A country called Portugal
The theme “country” was treated by poets, writers and essayists. What was and what will be Portugal is debated. It expresses the pain and disenchantment of what the country is and the nostalgia for what it could be. The desire to intervene to change Portugal is stated.
To the question “which country will Portugal be in 2020, how will other countries look at us”, José Mariano Gago replied, in 2000: “What will it be, I don’t know. But I would like it to be seen as a normal country. A normal country is one that It can be exceptional, it can have exceptional people, exceptional productions. Precisely because it is normal, that is, because it surpassed the old, atavistic ones that limited the possibility of sharing progress with its citizens and with others.”
“Normal country” could be the title of this column. I chose “Possible Country”, the title of a book by Ruy Belo, published in 1973, which reveals the malaise of a poet who feels that he has paid a high price for being born in Portugal, in a space and time that “destroys and murder and the censorship and the censorship settles in the conscience itself”. Censorship, servitude and fear “subordinate the country without eyes and without mouth”, “where the people in vain demand bowed what their raised forehead belongs to”.

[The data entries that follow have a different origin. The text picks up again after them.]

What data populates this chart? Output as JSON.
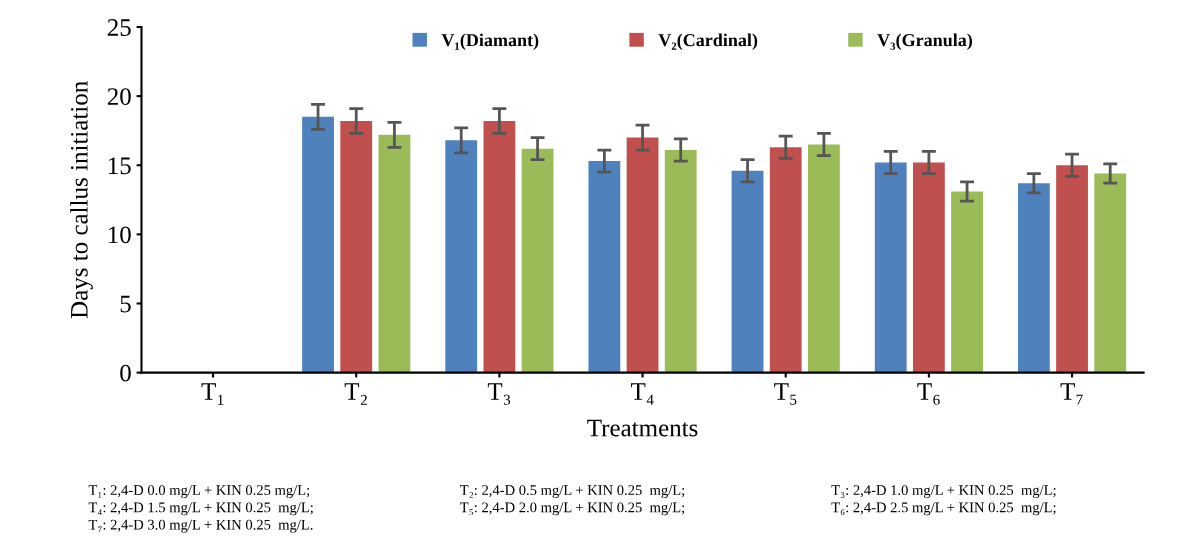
{
  "chart_data": {
    "type": "bar",
    "xlabel": "Treatments",
    "ylabel": "Days to callus initiation",
    "categories": [
      "T₁",
      "T₂",
      "T₃",
      "T₄",
      "T₅",
      "T₆",
      "T₇"
    ],
    "series": [
      {
        "name": "V₁(Diamant)",
        "color": "#4f81bd",
        "values": [
          0,
          18.5,
          16.8,
          15.3,
          14.6,
          15.2,
          13.7
        ],
        "errors": [
          null,
          0.9,
          0.9,
          0.8,
          0.8,
          0.8,
          0.7
        ]
      },
      {
        "name": "V₂(Cardinal)",
        "color": "#c0504d",
        "values": [
          0,
          18.2,
          18.2,
          17.0,
          16.3,
          15.2,
          15.0
        ],
        "errors": [
          null,
          0.9,
          0.9,
          0.9,
          0.8,
          0.8,
          0.8
        ]
      },
      {
        "name": "V₃(Granula)",
        "color": "#9bbb59",
        "values": [
          0,
          17.2,
          16.2,
          16.1,
          16.5,
          13.1,
          14.4
        ],
        "errors": [
          null,
          0.9,
          0.8,
          0.8,
          0.8,
          0.7,
          0.7
        ]
      }
    ],
    "ylim": [
      0,
      25
    ],
    "yticks": [
      0,
      5,
      10,
      15,
      20,
      25
    ],
    "grid": false,
    "legend": "top",
    "annotations": [
      "T₁: 2,4-D 0.0 mg/L + KIN 0.25 mg/L;",
      "T₂: 2,4-D 0.5 mg/L + KIN 0.25  mg/L;",
      "T₃: 2,4-D 1.0 mg/L + KIN 0.25  mg/L;",
      "T₄: 2,4-D 1.5 mg/L + KIN 0.25  mg/L;",
      "T₅: 2,4-D 2.0 mg/L + KIN 0.25  mg/L;",
      "T₆: 2,4-D 2.5 mg/L + KIN 0.25  mg/L;",
      "T₇: 2,4-D 3.0 mg/L + KIN 0.25  mg/L."
    ]
  }
}
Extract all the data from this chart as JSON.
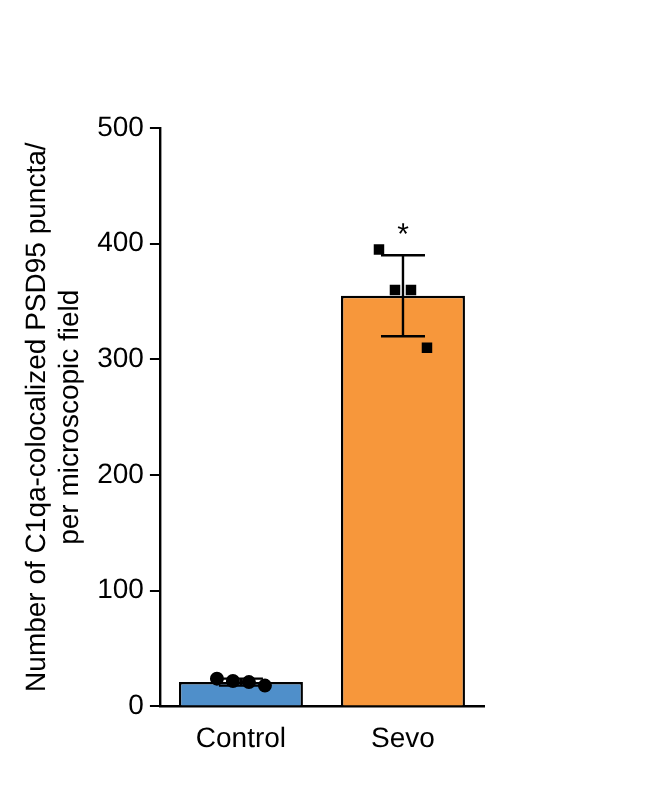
{
  "chart_data": {
    "type": "bar",
    "ylabel": "Number of C1qa-colocalized PSD95 puncta/\nper microscopic field",
    "categories": [
      "Control",
      "Sevo"
    ],
    "series": [
      {
        "colors": [
          "#4f8fca",
          "#f7973b"
        ],
        "values": [
          21,
          355
        ],
        "errors": [
          3,
          35
        ]
      },
      {
        "type": "scatter",
        "color": "#000000",
        "marker": "circle",
        "x": [
          "Control",
          "Control",
          "Control",
          "Control"
        ],
        "values": [
          24,
          22,
          21,
          18
        ]
      },
      {
        "type": "scatter",
        "color": "#000000",
        "marker": "square",
        "x": [
          "Sevo",
          "Sevo",
          "Sevo",
          "Sevo"
        ],
        "values": [
          395,
          360,
          360,
          310
        ]
      }
    ],
    "ylim": [
      0,
      500
    ],
    "yticks": [
      0,
      100,
      200,
      300,
      400,
      500
    ],
    "grid": false,
    "legend": false,
    "annotations": [
      "*"
    ]
  }
}
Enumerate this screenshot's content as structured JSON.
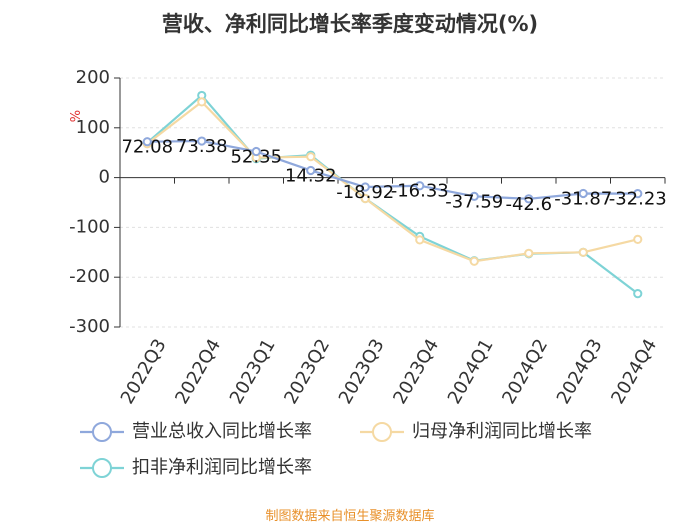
{
  "title": "营收、净利同比增长率季度变动情况(%)",
  "source": "制图数据来自恒生聚源数据库",
  "chart_data": {
    "type": "line",
    "title": "营收、净利同比增长率季度变动情况(%)",
    "ylabel": "%",
    "ylim": [
      -300,
      200
    ],
    "yticks": [
      200,
      100,
      0,
      -100,
      -200,
      -300
    ],
    "categories": [
      "2022Q3",
      "2022Q4",
      "2023Q1",
      "2023Q2",
      "2023Q3",
      "2023Q4",
      "2024Q1",
      "2024Q2",
      "2024Q3",
      "2024Q4"
    ],
    "series": [
      {
        "name": "营业总收入同比增长率",
        "color": "#8fa8dc",
        "values": [
          72.08,
          73.38,
          52.35,
          14.32,
          -18.92,
          -16.33,
          -37.59,
          -42.6,
          -31.87,
          -32.23
        ],
        "labels": [
          "72.08",
          "73.38",
          "52.35",
          "14.32",
          "-18.92",
          "-16.33",
          "-37.59",
          "-42.6",
          "-31.87",
          "-32.23"
        ]
      },
      {
        "name": "归母净利润同比增长率",
        "color": "#f5d9a3",
        "values": [
          68,
          152,
          40,
          42,
          -42,
          -125,
          -168,
          -152,
          -150,
          -124
        ]
      },
      {
        "name": "扣非净利润同比增长率",
        "color": "#7ed3d6",
        "values": [
          70,
          165,
          38,
          45,
          -42,
          -118,
          -167,
          -153,
          -150,
          -233
        ]
      }
    ]
  }
}
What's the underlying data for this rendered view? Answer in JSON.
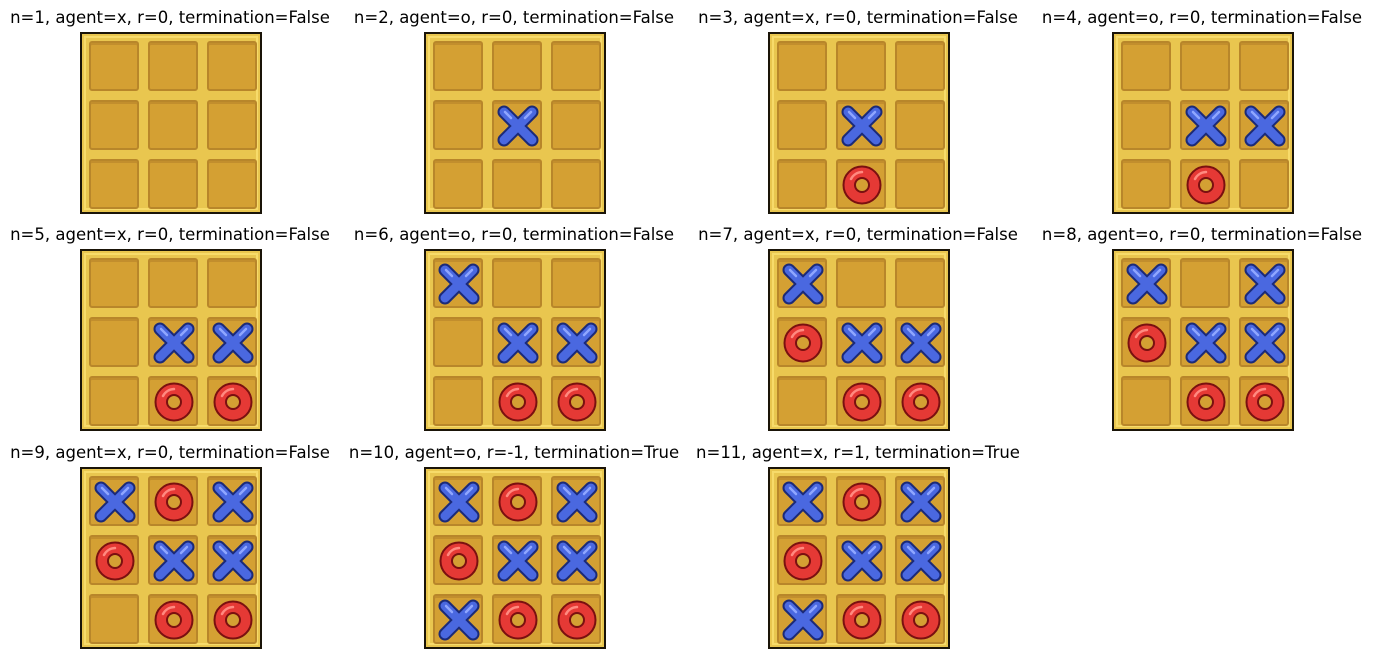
{
  "colors": {
    "background": "#ffffff",
    "board": "#e9c64f",
    "cell": "#d4a033",
    "x_mark": "#4a68e0",
    "o_mark": "#e53935"
  },
  "icons": {
    "x": "x-mark-icon",
    "o": "o-mark-icon"
  },
  "panels": [
    {
      "title": "n=1, agent=x, r=0, termination=False",
      "board": [
        "",
        "",
        "",
        "",
        "",
        "",
        "",
        "",
        ""
      ]
    },
    {
      "title": "n=2, agent=o, r=0, termination=False",
      "board": [
        "",
        "",
        "",
        "",
        "x",
        "",
        "",
        "",
        ""
      ]
    },
    {
      "title": "n=3, agent=x, r=0, termination=False",
      "board": [
        "",
        "",
        "",
        "",
        "x",
        "",
        "",
        "o",
        ""
      ]
    },
    {
      "title": "n=4, agent=o, r=0, termination=False",
      "board": [
        "",
        "",
        "",
        "",
        "x",
        "x",
        "",
        "o",
        ""
      ]
    },
    {
      "title": "n=5, agent=x, r=0, termination=False",
      "board": [
        "",
        "",
        "",
        "",
        "x",
        "x",
        "",
        "o",
        "o"
      ]
    },
    {
      "title": "n=6, agent=o, r=0, termination=False",
      "board": [
        "x",
        "",
        "",
        "",
        "x",
        "x",
        "",
        "o",
        "o"
      ]
    },
    {
      "title": "n=7, agent=x, r=0, termination=False",
      "board": [
        "x",
        "",
        "",
        "o",
        "x",
        "x",
        "",
        "o",
        "o"
      ]
    },
    {
      "title": "n=8, agent=o, r=0, termination=False",
      "board": [
        "x",
        "",
        "x",
        "o",
        "x",
        "x",
        "",
        "o",
        "o"
      ]
    },
    {
      "title": "n=9, agent=x, r=0, termination=False",
      "board": [
        "x",
        "o",
        "x",
        "o",
        "x",
        "x",
        "",
        "o",
        "o"
      ]
    },
    {
      "title": "n=10, agent=o, r=-1, termination=True",
      "board": [
        "x",
        "o",
        "x",
        "o",
        "x",
        "x",
        "x",
        "o",
        "o"
      ]
    },
    {
      "title": "n=11, agent=x, r=1, termination=True",
      "board": [
        "x",
        "o",
        "x",
        "o",
        "x",
        "x",
        "x",
        "o",
        "o"
      ]
    }
  ]
}
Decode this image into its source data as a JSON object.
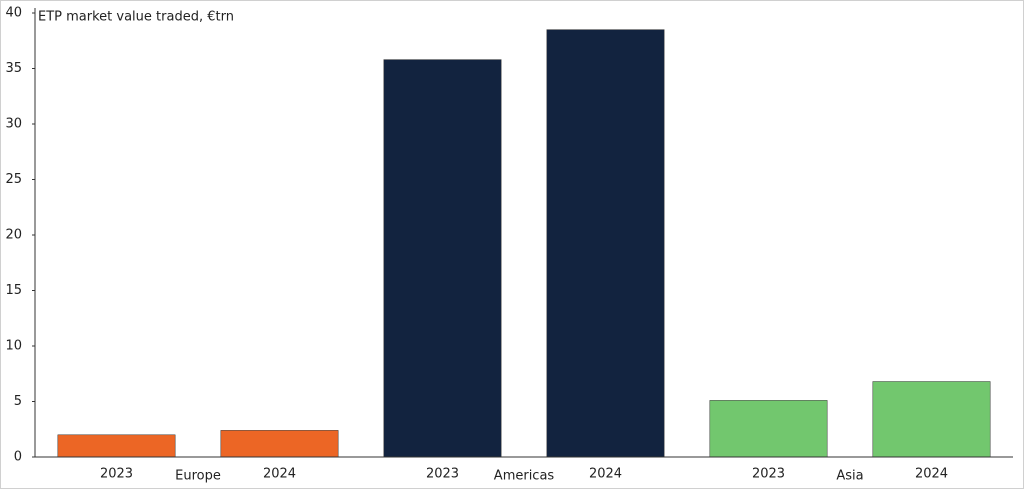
{
  "chart_data": {
    "type": "bar",
    "title": "ETP market value traded, €trn",
    "groups": [
      {
        "name": "Europe",
        "color": "#ec6625",
        "categories": [
          "2023",
          "2024"
        ],
        "values": [
          2.0,
          2.4
        ]
      },
      {
        "name": "Americas",
        "color": "#12233f",
        "categories": [
          "2023",
          "2024"
        ],
        "values": [
          35.8,
          38.5
        ]
      },
      {
        "name": "Asia",
        "color": "#72c76e",
        "categories": [
          "2023",
          "2024"
        ],
        "values": [
          5.1,
          6.8
        ]
      }
    ],
    "ylim": [
      0,
      40
    ],
    "yticks": [
      0,
      5,
      10,
      15,
      20,
      25,
      30,
      35,
      40
    ],
    "grid": false
  }
}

However, Ruy Belo’s pessimism and negativity have a bright counterpoint in his nonconformity and the courage of hope for the future:
The future portugal is a country
where the pure bird is possible
and on the black bed of the asphalt of
[road[road[estrada[estrada
how deep to draw children
[umgiz[aggiz][umgiz[agiz
this childhood fish that comes in
[flood[flood[enxurrada[enxurrada
and it seems to me that it is called shad
but draw them what they draw
this is the way of my country
and call them what they call you
Portugal will be there and I will be happy (…)
With the same thing in the future, writing the obstacles, the prejudices, the impediments about the myths in the future are foreseen in our day to day of democracy, others built already in the future. Censorship no longer exists, but temptations to silence those who think differently are everywhere, through insult. We have instituted social rights, but unacceptable inequalities and feelings of exclusion persist. We live in a democratic rule of law where fear does not fit, but the lack of courage often leads to freedom.
I assume, before the readers, the commitment to contribute weekly to the public debate about the country with information and arguments. In this column I will give my contribution to think about the possible country, hoping that it will become a normal country.